The Wisconsin decision follows similar decision by Indiana in 2005, which banned state-level negotiations on subjects like outsourcing, health coverage, workloads and seniority. The push for restricting workers rights has been triggered off by the impact of the Great Recession which has exposed the perilous state of local government finances across the US. States face deficits that may reach a combined $125 billion in the next fiscal year, with generous health care and pensions being the major contributors.

Popular debate on the issue has focussed attention on the importance of collective bargaining in protection of workers rights. However, as Jacob Hacker and Paul Pierson tell us in their new book, Winner-Take-All Politics, the importance of unions lie not so much in smaller details like collective bargaining, but in their critical role as an influential countervailing power. They say,

"Economists generally err in thinking that unions influence the income distribution mostly through direct negotiations with employers. Instead, we argue the most important role these forces play is to create some organized countervailing pressure in Washington. Cross-national research suggests that strong labor unions are associated with greater government redistribution through taxes and transfers. The United States is one of only a handful of countries where government taxes and benefits have become less redistributive as inequality has grown."

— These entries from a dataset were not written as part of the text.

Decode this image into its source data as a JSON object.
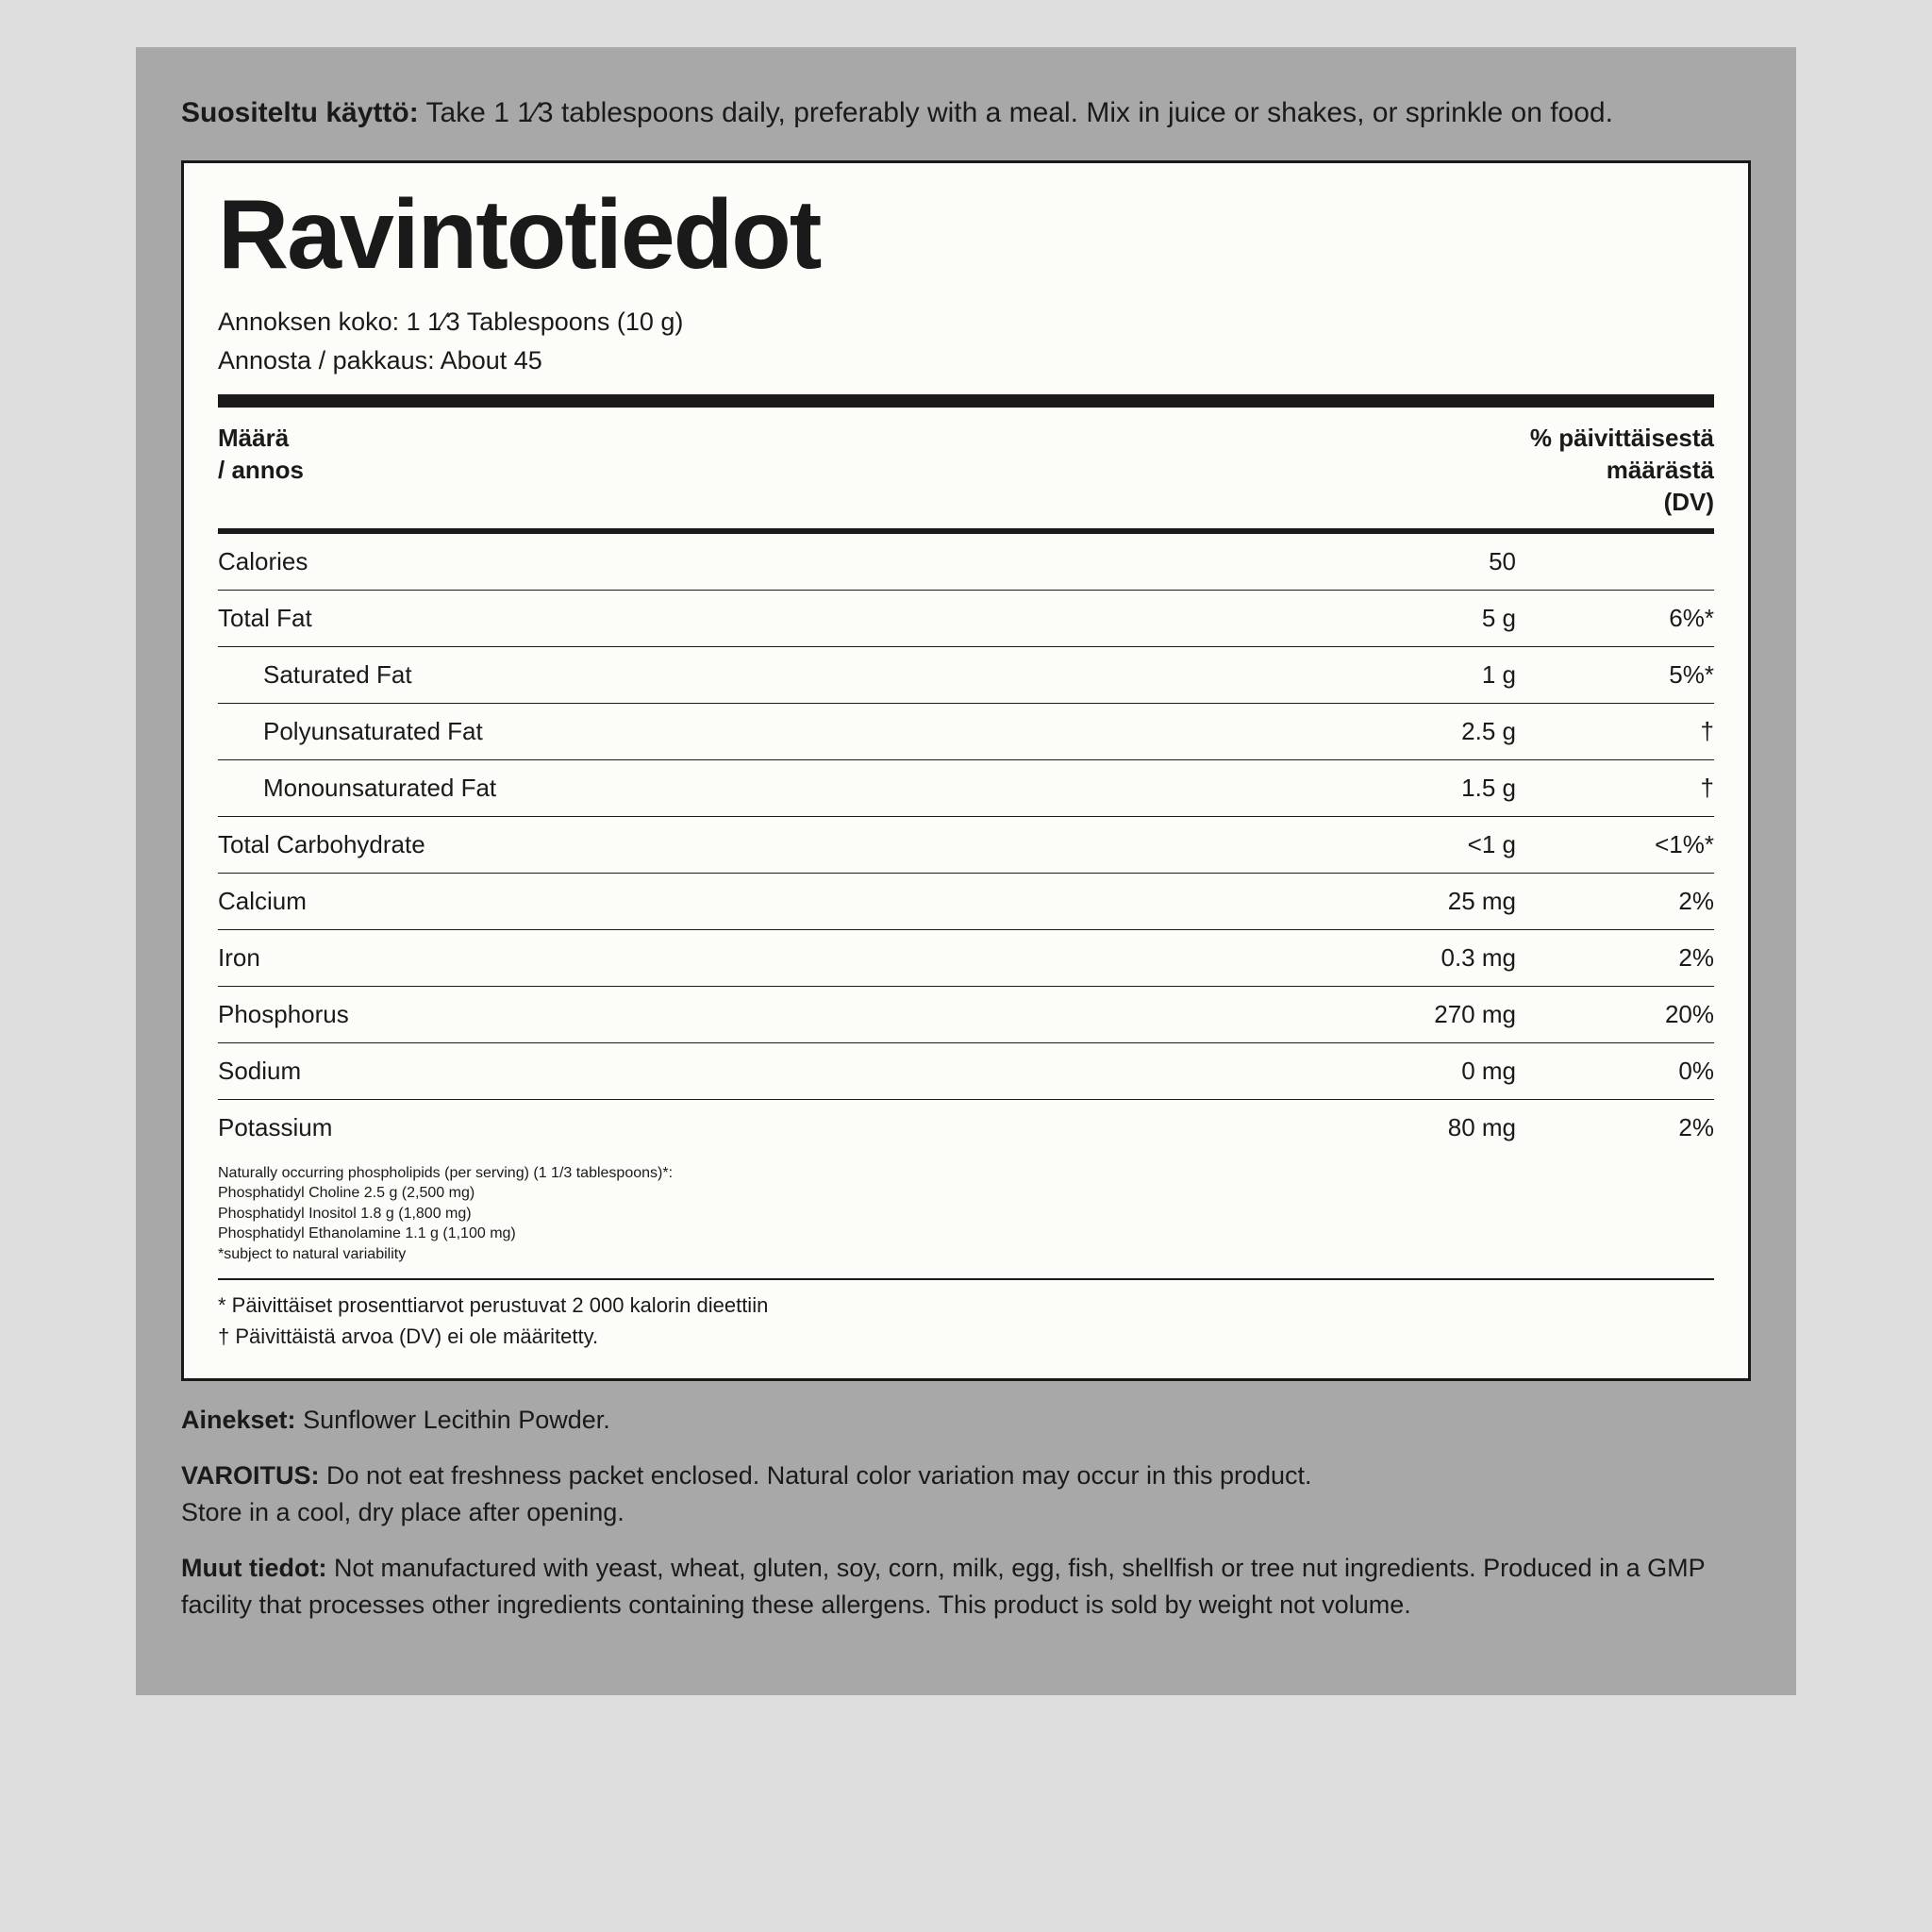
{
  "usage": {
    "label": "Suositeltu käyttö:",
    "text": "Take 1 1⁄3 tablespoons daily, preferably with a meal. Mix in juice or shakes, or sprinkle on food."
  },
  "facts": {
    "title": "Ravintotiedot",
    "serving_size_label": "Annoksen koko:",
    "serving_size": "1 1⁄3 Tablespoons (10 g)",
    "servings_label": "Annosta / pakkaus:",
    "servings": "About 45",
    "col_amount": "Määrä / annos",
    "col_dv": "% päivittäisestä määrästä (DV)",
    "rows": [
      {
        "label": "Calories",
        "amt": "50",
        "dv": "",
        "indent": false
      },
      {
        "label": "Total Fat",
        "amt": "5 g",
        "dv": "6%*",
        "indent": false
      },
      {
        "label": "Saturated Fat",
        "amt": "1 g",
        "dv": "5%*",
        "indent": true
      },
      {
        "label": "Polyunsaturated Fat",
        "amt": "2.5 g",
        "dv": "†",
        "indent": true
      },
      {
        "label": "Monounsaturated Fat",
        "amt": "1.5 g",
        "dv": "†",
        "indent": true
      },
      {
        "label": "Total Carbohydrate",
        "amt": "<1 g",
        "dv": "<1%*",
        "indent": false
      },
      {
        "label": "Calcium",
        "amt": "25 mg",
        "dv": "2%",
        "indent": false
      },
      {
        "label": "Iron",
        "amt": "0.3 mg",
        "dv": "2%",
        "indent": false
      },
      {
        "label": "Phosphorus",
        "amt": "270 mg",
        "dv": "20%",
        "indent": false
      },
      {
        "label": "Sodium",
        "amt": "0 mg",
        "dv": "0%",
        "indent": false
      },
      {
        "label": "Potassium",
        "amt": "80 mg",
        "dv": "2%",
        "indent": false
      }
    ],
    "phospholipids": [
      "Naturally occurring phospholipids (per serving) (1 1/3 tablespoons)*:",
      "Phosphatidyl Choline 2.5 g (2,500 mg)",
      "Phosphatidyl Inositol 1.8 g (1,800 mg)",
      "Phosphatidyl Ethanolamine 1.1 g (1,100 mg)",
      "*subject to natural variability"
    ],
    "dv_note1": "* Päivittäiset prosenttiarvot perustuvat 2 000 kalorin dieettiin",
    "dv_note2": "† Päivittäistä arvoa (DV) ei ole määritetty."
  },
  "ingredients": {
    "label": "Ainekset:",
    "text": "Sunflower Lecithin Powder."
  },
  "warning": {
    "label": "VAROITUS:",
    "line1": "Do not eat freshness packet enclosed. Natural color variation may occur in this product.",
    "line2": "Store in a cool, dry place after opening."
  },
  "other": {
    "label": "Muut tiedot:",
    "text": "Not manufactured with yeast, wheat, gluten, soy, corn, milk, egg, fish, shellfish or tree nut ingredients. Produced in a GMP facility that processes other ingredients containing these allergens. This product is sold by weight not volume."
  },
  "style": {
    "page_bg": "#dedede",
    "panel_bg": "#a8a8a8",
    "box_bg": "#fcfdf8",
    "text": "#1a1a1a"
  }
}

Their argument that the emergence of the "winner-take-all economy", with its extreme concentrations of wealth, is a consequence of the "declining clout of middle-class voters and unions relative to a much more organized and mobilized corporate sector" is hard to argue against.

One of the more interesting, albeit less-discussed, features of the push against unions and public sector workers in particular and government in general, is what it tells us about the political balance of power. Conventional wisdom would have it that in democracies, policies that adversely affect the interests of the largest groups are bound to fail because of the dynamics of electoral politics.

However, as Mancur Olson and others have famously pointed out, the power structure of modern capitalist democracies is considerably more nuanced. There is a strong element of collective action problem with the majority. This inability to act collectively is amplified by the widely heterogenous nature of the working class majority.

In contrast, the minority business elites are well connected across party lines, have much more to lose or gain by specific policy interventions, are a focussed and homogenous minority, and have deep-pockets. The extraordinary resilience of financial market interest groups despite its obvious role in causing the Great Recession is only the recent example of this trend. Similar explanations can also atleast partially explain the persistence of discredited supply-side theories and the rise of the Tea Party movement in the US.

2 comments:

Atlanta Roofing said...

What a brave patriot Governor Walker is. If this country does not stand up to Unions the American taxpayer will be squeezed to the point of bankruptcy. It is disgraceful that the public sector employees think they are better than the rest of us and do not have to contribute to their pensions and health care.

sai prasad said...

I feel that it is extremely dangerous to curtail the bargaining capacity of Unions, be they in the private sector or in the public sector.

I fully agree that in addition to direct bargaining, their mere presence forces governments to think in a more balanced fashion.

In the negotiation process the managements always have the option of not agreeing to all or any of the demands. It would not be wise to think that the unions are not as wise as the mangements.

And as I understand, all union members are also tax payers.